Cette Boîte à outils présente deux (2) grandes options pour effectuer la surveillance des impacts sur la santé mentale suivant un sinistre. D’abord, elle recense les sources existantes qui permettent d’obtenir des statistiques à partir de systèmes de surveillance, des enquêtes populationnelles ou d’autres bases de données d’intérêt pour la surveillance des impacts sur la santé mentale; ceci permettra notamment de mesurer le niveau de base populationnel avant l’évènement. Elle présente par la suite des recommandations d’instruments standardisés à utiliser lors d’une enquête post-sinistre.
Par exemple, si on veut estimer le niveau de détresse psychologique par une enquête populationnelle ad hoc, la Boîte à outils recommande d’utiliser l’instrument standardisé à 6 items de Kessler, appelé le K6. Une fiche, disponible pour chaque instrument recommandé, identifie certaines informations importantes en lien avec notamment les conditions d’utilisation (ex. copyright ) et les seuils d’interprétation. Le questionnaire est aussi reproduit dans la Boîte à outils lorsque celui-ci est du domaine public. Il se trouve que cet instrument, le K6, est aussi utilisé dans deux (2) grandes enquêtes canadienne (Enquête sur la santé dans les collectivités canadiennes) et québécoise (Enquête québécoise sur la santé de la population). Les données produites par ces grandes enquêtes permettent d’alimenter les systèmes de surveillance. Ces enquêtes et systèmes de surveillance sont aussi décrits dans la Boîte à outils avec notamment les années pour lesquelles des données sont disponibles pour tous les indicateurs d’intérêt mentionnés précédemment et l’endroit où l’on peut obtenir ces statistiques. Ainsi, on peut donc obtenir des statistiques avant l’événement (ex. systèmes de surveillance, grandes enquêtes), pendant (ex. enquêtes ad hoc avec les instruments recommandés dans la Boîte à outils) et après l’événement (ex. tous les systèmes de surveillance et enquêtes ad hoc). Il est alors possible de suivre la tendance de ces indicateurs à partir de données comparables lorsque les instruments utilisés sont les mêmes dans les enquêtes ad hoc et dans les systèmes de surveillance.
Conclusion :
La surveillance de l’état de santé de la population est une bonne façon d’identifier les populations vulnérables et les populations touchées suivant un événement, qu’il s’agisse d’une pandémie ou d’un autre sinistre. Les résultats de cette surveillance aideront à déterminer les niveaux de services et de ressources nécessaires en matière de santé mentale. Le choix judicieux des instruments pour effectuer la surveillance permettra d’obtenir un meilleur portrait de l’état de la situation avant, pendant et après un événement. La Boîte à outils facilite les activités de surveillance en proposant l’utilisation uniforme d’indicateurs entre les différentes études afin d’assurer une meilleure comparabilité spatiale et temporelle.

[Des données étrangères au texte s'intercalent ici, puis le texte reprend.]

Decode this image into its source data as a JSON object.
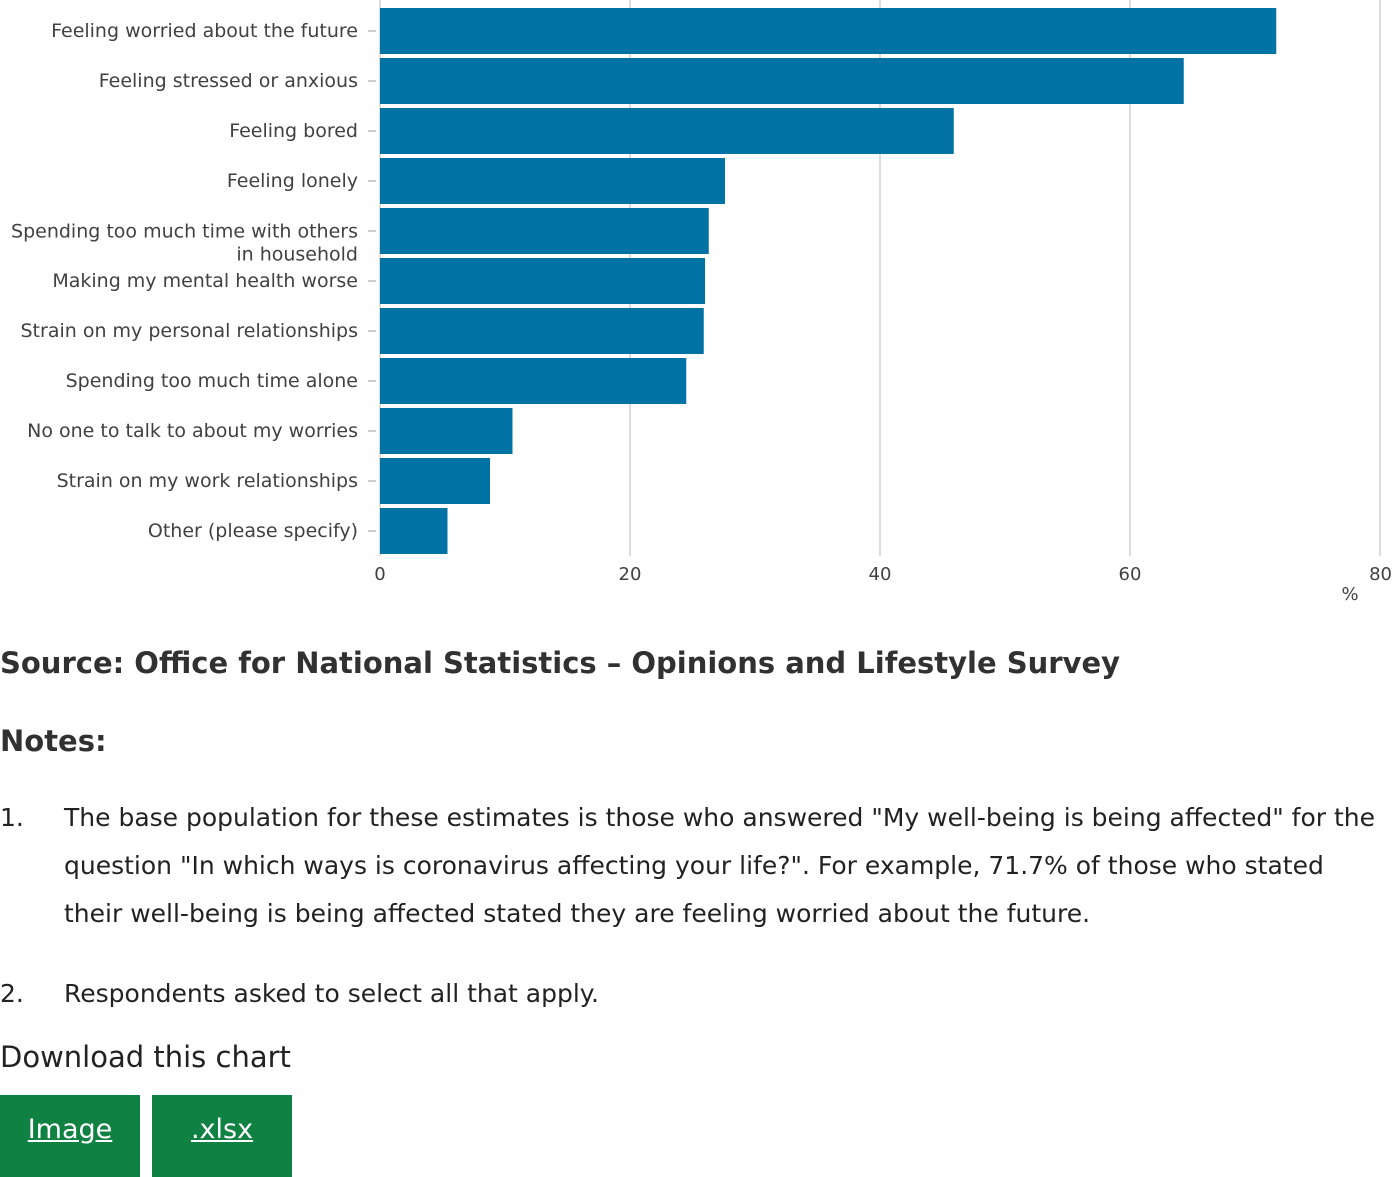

Dans un contexte où l’été 2020 risque de présenter des défis supplémentaires pour plusieurs groupes de population, notamment en contexte de pandémie de COVID-19, mais aussi en prévision d’événements météorologiques extrêmes qui pourraient se produire, il est important de mettre en place des mesures de mitigation pour atténuer les effets de ces événements. Pour de l’aide ou des conseils en matière de santé mentale pour aider des proches en difficulté, le site www.quebec.ca/allermieux a été mis en place par le gouvernement du Québec2.
Références :
1 Canuel, M., Gosselin, P., Duhoux, A., Brunet, A., et Lesage, A. (2019). Boîte à outils pour la surveillance post-sinistre des impacts sur la santé mentale. Institut national de santé publique du Québec. Repéré à https://www.inspq.qc.ca/publications/2523 .
2 Quebec.ca. (2020). Aller mieux en contexte de pandémie. Site officiel du gouvernement du Québec. Repéré à www.quebec.ca/allermieux.